General Washington, you may recall from my earlier post, declared a full quarantine of his Army in order to stop the spread of small pox. It was strictly enforced, including kept secret, to prevent leaks to the British. He then went on to sign an official Congressional Act of Quarantine against the threat of yellow fever in 1796.
President Washington’s response to the Whiskey Rebellion was the first thing that came to my mind in response to these ugly demonstrations. There he went so far as to put together a military force to prevent the increasing violent resistance to the whiskey tax, which included physical attacks on Federal agents. Ultimately, some of the ringleaders were even convicted of treason, and sentenced to death. They were saved by a magnanimous pardon by Washington himself.
The more relevant precedents, perhaps, are the measures Washington and his successors put into effect against the scourges of yellow fever during the 1790s. Their strictness reflects his, and his closest collaborator Alexander Hamilton’s, view of the priority of the public’s health over irresponsible demands for “freedom” and “liberty.”
“An Act Relative to Quarantine”, 1 Stat. 474, was adopted by the Third Congress and signed by George Washington without much controversy. That law consisted of a single paragraph which provided as follows:
. . . That the President of the United States be, and he is hereby authorized, to direct the revenue-officers and the officers commanding forts and revenue-cutters, to aid in the execution of quarantine and also in also in the execution of the health-laws of the states, respectively, in such manner as may to him appear necessary.

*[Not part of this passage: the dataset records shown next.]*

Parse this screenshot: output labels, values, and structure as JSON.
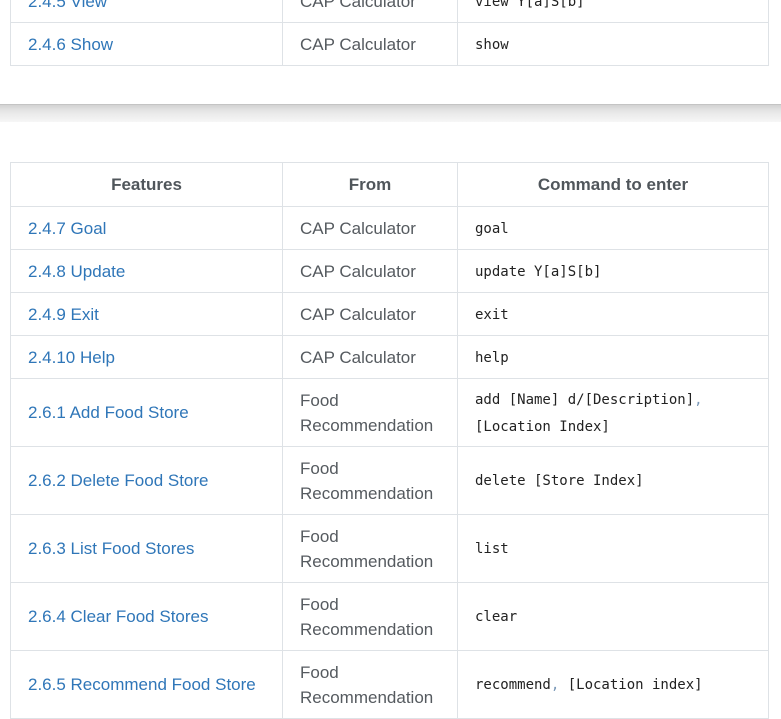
{
  "top_table": {
    "rows": [
      {
        "feature": "2.4.5 View",
        "from": "CAP Calculator",
        "command": [
          {
            "text": "view Y[a]S[b]",
            "sep": false
          }
        ]
      },
      {
        "feature": "2.4.6 Show",
        "from": "CAP Calculator",
        "command": [
          {
            "text": "show",
            "sep": false
          }
        ]
      }
    ]
  },
  "main_table": {
    "headers": {
      "features": "Features",
      "from": "From",
      "command": "Command to enter"
    },
    "rows": [
      {
        "feature": "2.4.7 Goal",
        "from": "CAP Calculator",
        "command": [
          {
            "text": "goal",
            "sep": false
          }
        ]
      },
      {
        "feature": "2.4.8 Update",
        "from": "CAP Calculator",
        "command": [
          {
            "text": "update Y[a]S[b]",
            "sep": false
          }
        ]
      },
      {
        "feature": "2.4.9 Exit",
        "from": "CAP Calculator",
        "command": [
          {
            "text": "exit",
            "sep": false
          }
        ]
      },
      {
        "feature": "2.4.10 Help",
        "from": "CAP Calculator",
        "command": [
          {
            "text": "help",
            "sep": false
          }
        ]
      },
      {
        "feature": "2.6.1 Add Food Store",
        "from": "Food Recommendation",
        "command": [
          {
            "text": "add [Name] d/[Description]",
            "sep": false
          },
          {
            "text": ", ",
            "sep": true
          },
          {
            "text": "[Location Index]",
            "sep": false
          }
        ]
      },
      {
        "feature": "2.6.2 Delete Food Store",
        "from": "Food Recommendation",
        "command": [
          {
            "text": "delete [Store Index]",
            "sep": false
          }
        ]
      },
      {
        "feature": "2.6.3 List Food Stores",
        "from": "Food Recommendation",
        "command": [
          {
            "text": "list",
            "sep": false
          }
        ]
      },
      {
        "feature": "2.6.4 Clear Food Stores",
        "from": "Food Recommendation",
        "command": [
          {
            "text": "clear",
            "sep": false
          }
        ]
      },
      {
        "feature": "2.6.5 Recommend Food Store",
        "from": "Food Recommendation",
        "command": [
          {
            "text": "recommend",
            "sep": false
          },
          {
            "text": ", ",
            "sep": true
          },
          {
            "text": "[Location index]",
            "sep": false
          }
        ]
      }
    ]
  }
}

As today, the execution of the quarantine laws was left to the states. However, the President was given broad discretion to deploy Federal officials to execute the laws. (For more on the law and its background, click here.)

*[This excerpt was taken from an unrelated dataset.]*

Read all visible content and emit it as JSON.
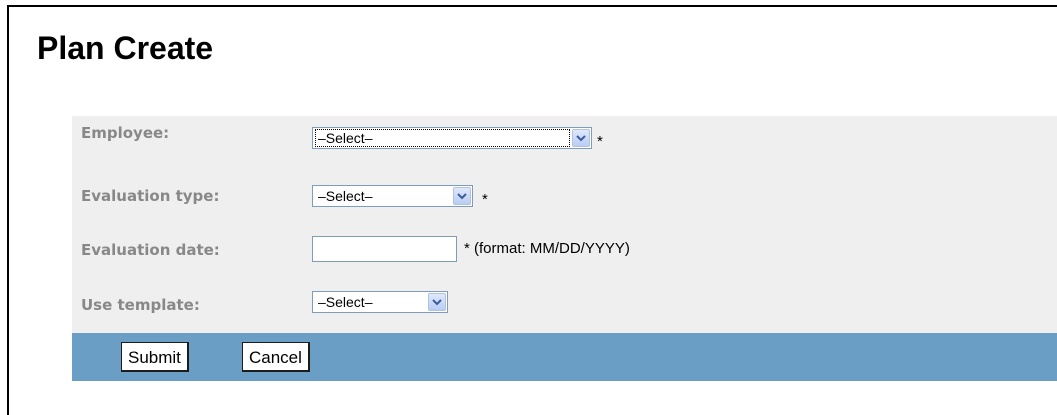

A superseding law on quarantine, passed in 1799, broadened these presidential powers, including the authorization for the President to relocate the operations of the Federal government, should the health situation make it necessary.
Yes, the Founding Fathers took public health seriously, advancing state, city, and Federal measures which extended from enforcing quarantine, to improving the public water supply and establishing the rudiments of a public health system.
In fact, if we had followed the principles of Hamilton’s American System, we would have had the capability for mass testing for the virus that would have prevented the need for such broad quarantining today. Where are the demonstrations demanding Federal resources for mass testing, sufficient protective equipment, and the necessary drugs?
How many deaths is it going to take for us to learn the lessons of Founding Fathers Washington’s and Hamilton’s commitment to public health?
 The 1798 yellow fever epidemic in New York City led to a campaign to improve the public water system in the City, a campaign which led Alexander Hamilton to draft a detailed proposal for improved waterworks. The plan was ultimately sabotaged by none other than Aaron Burr.
 The national Public Health Service traces its beginnings to legislation establishing Federal hospitals for ailing seamen, passed during the Adams administration. Alexander Hamilton has proposed a hospital for that purpose back in 1792.